Knowing Billy, he wouldn’t shed his baggage before he was certain he had me in reserve. If then.
Billy came back in from loading our bags into the car. I’d watched him out the front window the whole time. He hadn’t taken his cell out of his pocket once.
“All right, monkey girl, the car’s packed. Do you have your Sea-Bands on?”
Molly clapped her wrists together like Wonder Woman, showing Billy she was heroically prepared to stave off an attack of motion sickness.
“I gave her some candied ginger, too,” I added. I also had plenty of large, resealable plastic bags, just in case. I didn’t mention that in front of Molly, though. Didn’t want to undermine her confidence in the home remedies.
“All right, then. Let’s hit the road. Anyone need one last pit stop before we leave?”
Molly shook her head. She’d already been to the bathroom. I, not wanting to leave Billy alone with his phone, hadn’t. I looked at him sharply but decided he seemed preoccupied enough with Molly to risk a brief absence.
He was hanging up as I returned.
“Who was that?”
“Mommo. She wanted to say hi to Molly.”
“What’d you do?”
“What do you think? I let her say hi to ‘Molly.’”
“She bought it?”
He lifted one brow and didn’t bother to answer. Silly me. Of course she bought it.
It was considered bad form to use another adaptor’s primary aura without express permission, but I didn’t imagine Molly much cared under the circumstances. I think being stuck in orangutan form qualifies as implied consent.
I was still a little suspicious. “So why aren’t you still Molly? Since you just hung up and all?”
“Mommo wanted to talk with me again after she spoke to Molly. Any other questions, or is the interrogation over?” He winked.
I held myself tall (-ish) and brushed past him to pick up Molly. “I don’t know what you mean.”
“No?” He put his hands over Molly’s ears on the pretext of dropping a kiss on her head, and said, “I like it when you’re jealous.”
He removed his hands before I could respond, so I had to make do with a dirty look.

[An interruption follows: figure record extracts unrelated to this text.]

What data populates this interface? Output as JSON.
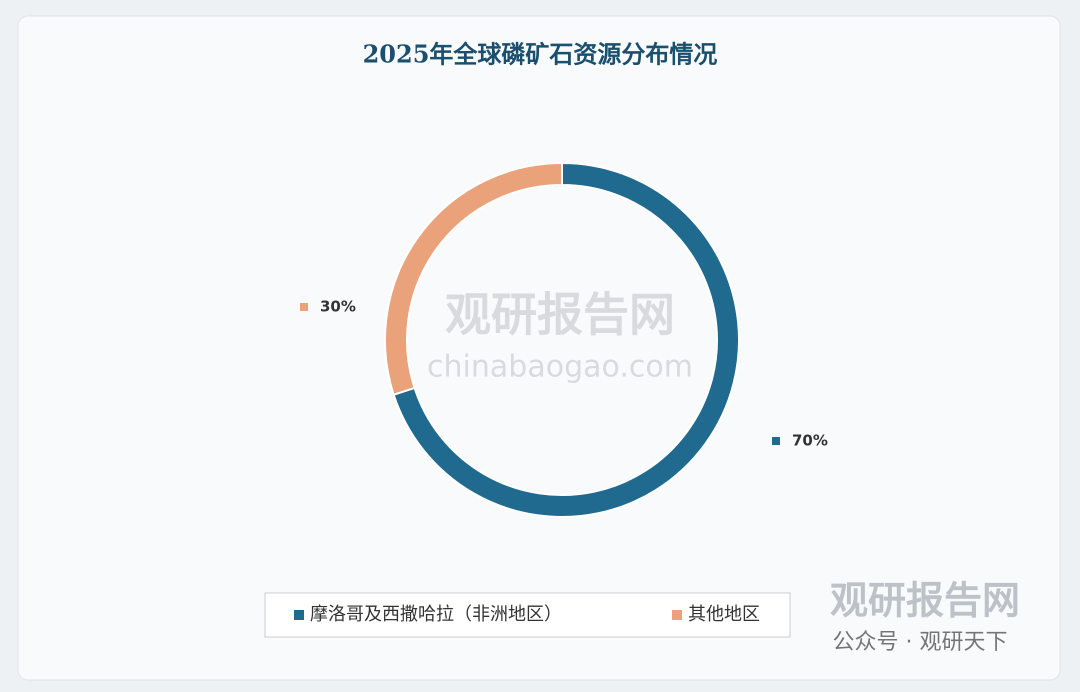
{
  "chart_data": {
    "type": "donut",
    "title": "2025年全球磷矿石资源分布情况",
    "categories": [
      "摩洛哥及西撒哈拉（非洲地区）",
      "其他地区"
    ],
    "values": [
      70,
      30
    ],
    "value_labels": [
      "70%",
      "30%"
    ],
    "colors": [
      "#1f6a8e",
      "#e9a27a"
    ],
    "watermarks": [
      "观研报告网",
      "chinabaogao.com",
      "观研报告网",
      "公众号 · 观研天下"
    ]
  }
}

“Did you let Molly touch you while you were her?” I said, shifting topics. “Maybe she could reabsorb her own aura somehow.”
His eyes lit. “No—didn’t think of it. Cuz, you do have a brain.”
Back to projecting Molly in an instant, he took her from me, staggering a bit under the weight. Molly clutched her erstwhile aura and closed her eyes. She rubbed her hands up and down Billy’s arms, bringing them to rest on his face. As her thumbs stroked his—or rather, her own, in this case—cheeks, she slowly opened her eyes.
Nothing happened.
Billy looked at me with Molly’s eyes, so disconcertingly like his own. What now? they asked.
“Give it a minute. You know secondhand auras can take a little longer,” I said.
“That’s right,” he agreed, though it wasn’t technically so. Sure, you had to touch a secondhand aura longer to maintain it, but you ought to be able to project it instantly. Besides, it wasn’t really secondhand—it was her own aura. But what are straws for if not to grasp at?
“Hey, why don’t you help? Maybe a double dose would do the trick.”
I obliged and added my own Molly projection to the mix, taking one of her hands and trying my best to give energy instead of take it. Unfortunately, it doesn’t work that way. Assuming an aura is voluntary; it’s not like you can impose it on someone, even if they are an adaptor.
Still, we waited a full minute more before we gave up, each resuming our own form. If it hadn’t happened yet, it wasn’t going to.
“It was worth a shot,” Billy said with a too-casual shrug. “Not to worry, sis. James is the brilliant one, and we’ll be at his lab in no time. Heck, he’ll probably have the whole thing figured out by the time we get there.”
Molly drooped against him, the saddest little ape in the whole world.